As suggested above, while Vera Zaidi was portrayed as the dutiful spouse, Gul was represented in the press as the immoral person who had not only snatched a loving father and husband from his family, but was also insincere to him, leaving him for others who could help her climb the social ladder. This was re-emphasised by the prosecution in the trial. As always happens, ironically the trial did not spare Zaidi and his actions either. Explicit photos of Gul were presented and it was alleged that these were taken by Zaidi who had them printed in various sizes through a friend in the advertising sector. The prosecution used these photos as a motive for the murder. They argued that Zaidi was using them to blackmail Gul to continue her relationship with him.

The Pakistani press (Urdu and English) had a field day at a time when press restrictions had been partially lifted due to the upcoming general elections. It was a time of general euphoria and political openness in Pakistan following the removal of Ayub Khan through a popular movement. The country was also moving towards the first general election based on adult franchise and direct voting in its history. The eastern wing was demanding its long denied rights in the federation, workers and students were demonstrating for equity and social justice, and the press had found a new voice to support various political and social causes. Hence the press delved into a range of ways that news could be reported and analysed. Perhaps these newfound freedoms were responsible for Zaidi’s murder case being reported in sensational terms. I would submit that the country has become numb to such news due to the many scandals and reporting excesses of the past decades and it may find the entire episode mundane and even boring by today’s standards. But in the autumn of 1970, the reporting on this case was a break from the past and had a tremendous popular following.
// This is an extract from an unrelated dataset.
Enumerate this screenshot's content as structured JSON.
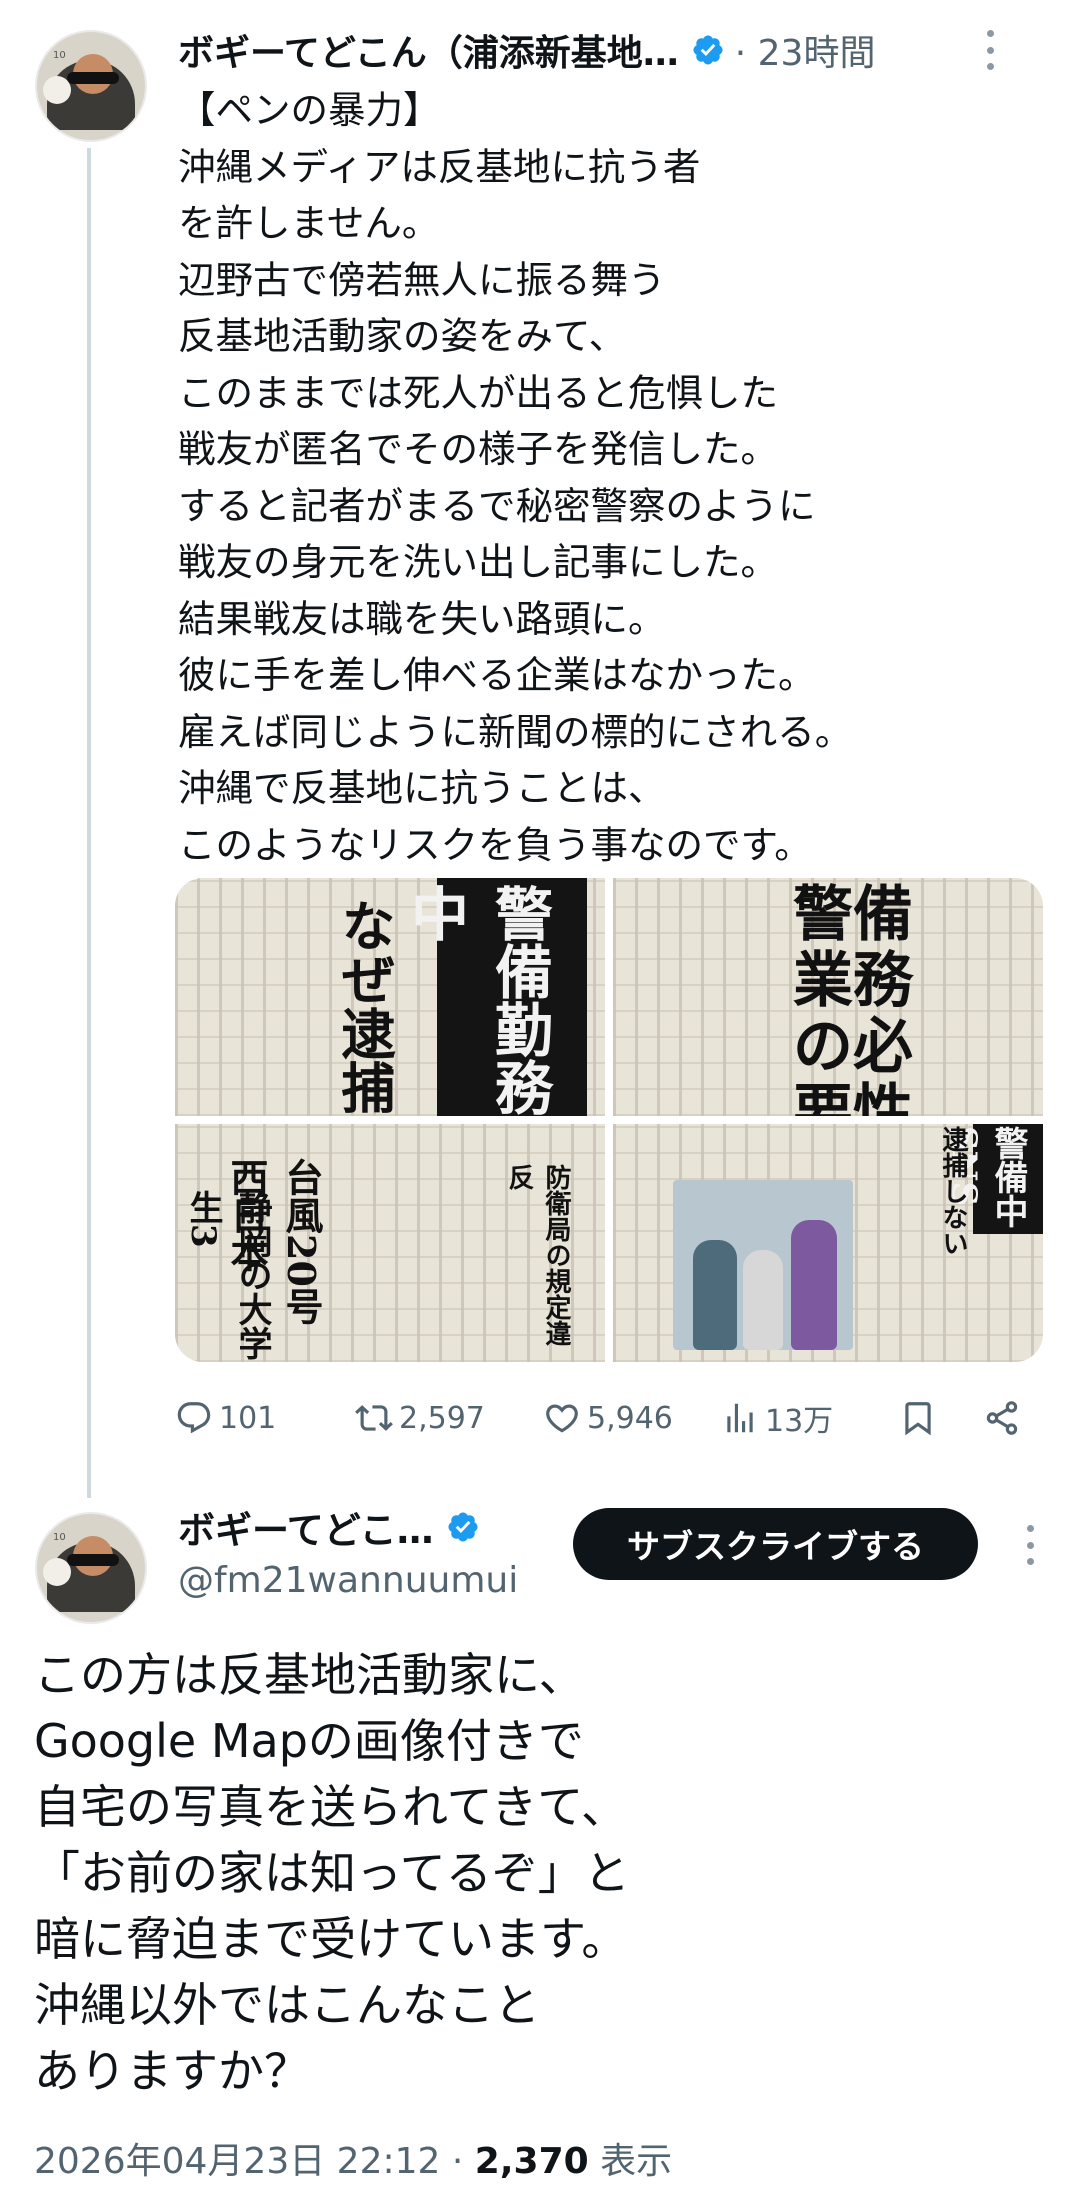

Within this portrayal was a populist streak as the cast of characters in the trial were part of Karachi’s elite and the newspapers were providing a glimpse into the closed world of upper-class lifestyles (remember that the television itself was a young medium in the country). Rather than focus on the facts of the case and show sensitivity to the personal lives of those directly involved, the press coverage became a circus with regular mentions of parties at Sindh Club, drinks at the Nasreen Ballroom and early morning breakfasts at Demitasse (both at the Intercontinental Hotel). It also seemed to love reporting on the murky world of smuggling, financial corruption, sex work, pornography and the use of illegal drugs that the rich were supposedly indulging in. More than the tragic incident itself, the news reporting focused on voyeuristic techniques to depict an upper-class way of life that was fascinating in its details and the press milked the story for all its scandalous elements. In doing this, it also generated a moralising discourse about middle-class respectable behaviour that was implicitly contrasted with the lifestyle of the rich and the famous. Paradoxically, however, the denunciation and disapproval of the socially ‘deviant’ practices linked to this case, in a Foucauldian sense, coexisted with the proliferation of a discourse about them.

Unfortunately, what got lost in this circus is the fact that on a fateful day in October 44 years ago Pakistan lost one of its finest creative minds. On the same day, his wife, children, family and friends lost someone who was extremely dear to them. Their futures were forever changed. And I suspect, so was Gul’s.